The once laid-back Taiping town is today a bustling place.
I understand that the old rickety jeeps have been upgraded. And there are tens of thousands of tulip bulbs illuminating the hill. I haven’t been there recently, so perhaps, it is time to pay a visit.
Another famous highlight around the Lake Gardens is the Taiping Zoo and Night Safari, the oldest zoo in the country, which continues to attract an endless stream of visitors.
The zoo is a must-see, covering a site of 14ha, with more than 1,000 animals, representing 180 species of amphibians, mammals, and reptiles.
Early this year, the zoo welcomed the birth of a male baby elephant after seven years. Almost at the same time, the Taiping Lake Garden was gazetted as a national heritage.
The old Taiping railway station and a row of eateries stand unchanged, although the facade has since undergone major renovations portraying a more modern look.
A new station was built in 2014 as part of the Ipoh-Padang Besar electrification and double-tracking project.
There’s the Antong Coffee Mill nearby — the oldest coffee mill in the country — which is still in operation. The aroma from the brewed coffee is tantalising.
A short drive away was the Cashier/Casual Market food court. My favourite was the hu wan koay teow (fishball koay teow). The taste today is the same as what I had back then. One was spoilt for choice when visiting the food court, which is somewhat rundown today.
Many of the old-time hawkers are still in business. The rojak uncle remembers me as the nurse’s daughter (my mother was a nurse at the Taiping Hospital). There’s the laksa aunty and the couple selling the ang tow kar (blended red bean juice) or the fried oyster. They don’t seemed to have aged.
What is even more amazing is the taste of their food has not changed for the past 20 years. It is a must-visit place whenever I go back to Taiping.

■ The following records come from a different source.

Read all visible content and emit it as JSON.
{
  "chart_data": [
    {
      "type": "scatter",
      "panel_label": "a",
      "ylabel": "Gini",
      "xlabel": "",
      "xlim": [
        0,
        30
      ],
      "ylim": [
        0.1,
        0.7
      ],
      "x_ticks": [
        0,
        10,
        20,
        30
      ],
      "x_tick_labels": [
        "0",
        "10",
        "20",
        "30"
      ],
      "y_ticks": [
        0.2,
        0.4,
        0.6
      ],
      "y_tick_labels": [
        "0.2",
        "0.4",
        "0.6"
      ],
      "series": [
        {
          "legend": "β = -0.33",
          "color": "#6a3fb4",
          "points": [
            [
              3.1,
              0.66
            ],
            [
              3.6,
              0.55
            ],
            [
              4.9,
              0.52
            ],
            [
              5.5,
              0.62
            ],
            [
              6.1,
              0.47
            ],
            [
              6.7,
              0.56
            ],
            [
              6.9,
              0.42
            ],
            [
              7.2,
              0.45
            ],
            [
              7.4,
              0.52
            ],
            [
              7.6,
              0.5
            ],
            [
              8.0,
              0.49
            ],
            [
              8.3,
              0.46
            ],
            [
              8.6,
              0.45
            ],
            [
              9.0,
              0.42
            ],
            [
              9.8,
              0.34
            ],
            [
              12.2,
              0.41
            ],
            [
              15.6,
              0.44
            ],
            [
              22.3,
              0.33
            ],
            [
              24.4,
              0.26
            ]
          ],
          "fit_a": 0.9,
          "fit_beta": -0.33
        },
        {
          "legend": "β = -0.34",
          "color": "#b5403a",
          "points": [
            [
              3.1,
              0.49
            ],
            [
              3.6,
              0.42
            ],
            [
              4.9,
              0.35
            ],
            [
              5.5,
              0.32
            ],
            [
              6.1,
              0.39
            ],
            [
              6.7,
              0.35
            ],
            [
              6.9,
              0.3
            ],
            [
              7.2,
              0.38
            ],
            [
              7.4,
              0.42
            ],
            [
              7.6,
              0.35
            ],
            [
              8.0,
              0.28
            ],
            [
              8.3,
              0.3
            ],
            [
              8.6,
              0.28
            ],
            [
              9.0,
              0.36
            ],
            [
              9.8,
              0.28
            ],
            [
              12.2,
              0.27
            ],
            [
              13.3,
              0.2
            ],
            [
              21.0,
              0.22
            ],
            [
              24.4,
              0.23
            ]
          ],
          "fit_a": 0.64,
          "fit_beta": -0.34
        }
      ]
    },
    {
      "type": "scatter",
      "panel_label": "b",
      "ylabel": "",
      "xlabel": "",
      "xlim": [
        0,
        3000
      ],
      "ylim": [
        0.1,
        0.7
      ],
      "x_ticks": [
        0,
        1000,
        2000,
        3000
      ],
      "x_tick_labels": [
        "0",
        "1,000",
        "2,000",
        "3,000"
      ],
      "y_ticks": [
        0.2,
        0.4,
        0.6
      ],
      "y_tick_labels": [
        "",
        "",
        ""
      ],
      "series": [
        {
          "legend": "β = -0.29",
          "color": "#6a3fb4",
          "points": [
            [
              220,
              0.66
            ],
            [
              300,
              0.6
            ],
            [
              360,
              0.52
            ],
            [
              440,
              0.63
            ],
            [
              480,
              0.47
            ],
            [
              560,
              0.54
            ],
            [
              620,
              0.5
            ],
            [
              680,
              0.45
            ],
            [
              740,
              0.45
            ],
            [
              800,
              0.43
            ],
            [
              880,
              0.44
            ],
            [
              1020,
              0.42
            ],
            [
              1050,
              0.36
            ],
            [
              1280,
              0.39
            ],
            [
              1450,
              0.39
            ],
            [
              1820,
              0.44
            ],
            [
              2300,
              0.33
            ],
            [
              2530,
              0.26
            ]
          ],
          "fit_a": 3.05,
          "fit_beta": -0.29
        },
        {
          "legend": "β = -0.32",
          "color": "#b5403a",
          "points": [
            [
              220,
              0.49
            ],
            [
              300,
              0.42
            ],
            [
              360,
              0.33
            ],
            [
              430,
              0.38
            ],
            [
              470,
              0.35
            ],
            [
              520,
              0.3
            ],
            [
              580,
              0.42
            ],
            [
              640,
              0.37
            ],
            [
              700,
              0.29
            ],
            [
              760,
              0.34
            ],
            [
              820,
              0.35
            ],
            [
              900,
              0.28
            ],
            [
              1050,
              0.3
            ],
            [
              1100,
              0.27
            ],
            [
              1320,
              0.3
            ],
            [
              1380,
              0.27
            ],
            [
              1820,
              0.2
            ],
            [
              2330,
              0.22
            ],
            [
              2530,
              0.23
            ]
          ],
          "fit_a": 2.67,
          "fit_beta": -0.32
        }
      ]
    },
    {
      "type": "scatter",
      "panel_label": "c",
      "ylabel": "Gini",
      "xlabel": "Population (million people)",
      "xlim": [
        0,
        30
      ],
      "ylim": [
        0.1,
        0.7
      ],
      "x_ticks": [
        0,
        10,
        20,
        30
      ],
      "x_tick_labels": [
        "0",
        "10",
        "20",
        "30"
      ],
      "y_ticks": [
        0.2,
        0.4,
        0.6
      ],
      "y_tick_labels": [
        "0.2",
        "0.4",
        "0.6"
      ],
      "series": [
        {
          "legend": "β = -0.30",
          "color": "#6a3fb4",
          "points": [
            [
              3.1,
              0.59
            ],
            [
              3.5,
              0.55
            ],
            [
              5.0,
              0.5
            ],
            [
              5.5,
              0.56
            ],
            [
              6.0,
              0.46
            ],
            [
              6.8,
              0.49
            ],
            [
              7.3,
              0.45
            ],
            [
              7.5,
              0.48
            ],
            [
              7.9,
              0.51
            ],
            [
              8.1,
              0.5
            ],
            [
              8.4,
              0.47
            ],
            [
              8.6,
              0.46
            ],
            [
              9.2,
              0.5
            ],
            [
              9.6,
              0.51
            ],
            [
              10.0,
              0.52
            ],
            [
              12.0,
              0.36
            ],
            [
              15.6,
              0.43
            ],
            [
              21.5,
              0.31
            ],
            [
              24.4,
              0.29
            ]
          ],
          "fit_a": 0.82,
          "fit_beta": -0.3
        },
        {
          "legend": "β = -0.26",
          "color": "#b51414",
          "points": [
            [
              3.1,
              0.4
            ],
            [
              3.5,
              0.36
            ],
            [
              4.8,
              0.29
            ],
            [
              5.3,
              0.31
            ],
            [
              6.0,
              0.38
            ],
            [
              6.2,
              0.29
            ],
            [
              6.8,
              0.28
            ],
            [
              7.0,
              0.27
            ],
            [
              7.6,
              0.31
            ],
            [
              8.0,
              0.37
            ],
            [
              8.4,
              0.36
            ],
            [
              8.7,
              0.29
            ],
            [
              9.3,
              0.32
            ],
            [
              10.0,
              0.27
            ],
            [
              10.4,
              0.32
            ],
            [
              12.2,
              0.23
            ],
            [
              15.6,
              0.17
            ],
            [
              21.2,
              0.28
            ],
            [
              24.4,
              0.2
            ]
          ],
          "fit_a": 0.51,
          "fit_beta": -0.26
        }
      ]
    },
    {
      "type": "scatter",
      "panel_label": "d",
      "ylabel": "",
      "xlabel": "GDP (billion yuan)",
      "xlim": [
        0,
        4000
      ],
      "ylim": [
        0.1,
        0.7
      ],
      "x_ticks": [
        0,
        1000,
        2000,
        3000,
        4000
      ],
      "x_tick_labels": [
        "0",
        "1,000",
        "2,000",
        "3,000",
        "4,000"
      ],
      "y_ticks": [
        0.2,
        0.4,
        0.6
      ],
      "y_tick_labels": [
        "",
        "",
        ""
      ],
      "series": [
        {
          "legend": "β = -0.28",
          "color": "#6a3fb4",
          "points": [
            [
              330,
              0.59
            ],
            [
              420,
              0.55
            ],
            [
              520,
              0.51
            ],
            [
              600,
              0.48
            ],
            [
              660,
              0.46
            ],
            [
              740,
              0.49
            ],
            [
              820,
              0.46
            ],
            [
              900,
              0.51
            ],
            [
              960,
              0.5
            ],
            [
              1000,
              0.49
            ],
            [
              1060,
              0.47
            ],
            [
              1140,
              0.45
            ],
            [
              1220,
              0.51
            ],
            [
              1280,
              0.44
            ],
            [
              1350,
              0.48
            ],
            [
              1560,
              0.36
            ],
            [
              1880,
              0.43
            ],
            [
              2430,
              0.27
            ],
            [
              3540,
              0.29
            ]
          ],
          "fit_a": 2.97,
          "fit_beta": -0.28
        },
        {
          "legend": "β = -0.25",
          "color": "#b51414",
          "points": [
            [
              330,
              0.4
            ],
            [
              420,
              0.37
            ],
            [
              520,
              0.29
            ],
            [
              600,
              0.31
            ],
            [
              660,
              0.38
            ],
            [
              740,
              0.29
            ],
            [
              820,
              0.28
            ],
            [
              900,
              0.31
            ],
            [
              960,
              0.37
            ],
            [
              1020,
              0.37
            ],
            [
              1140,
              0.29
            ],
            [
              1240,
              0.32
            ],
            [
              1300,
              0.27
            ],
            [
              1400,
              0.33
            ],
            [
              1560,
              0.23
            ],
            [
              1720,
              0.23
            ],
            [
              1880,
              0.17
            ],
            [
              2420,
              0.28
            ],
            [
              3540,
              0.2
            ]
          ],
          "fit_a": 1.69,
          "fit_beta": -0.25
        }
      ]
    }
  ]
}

Taiping was recently named the Town of Everlasting Peace and judged the third best city in the world, behind Ljubljana, the capital of Slovenia, and Vancouver, Canada.
The recognition was given during the Sustainable Top 100 Destination Awards 2019 at the International Tourismus-Börse show in Berlin, Germany, in March.
I may have travelled to many parts of the world. However, Taiping is still the best place to return to at the end of the day. I will always be proud of my roots.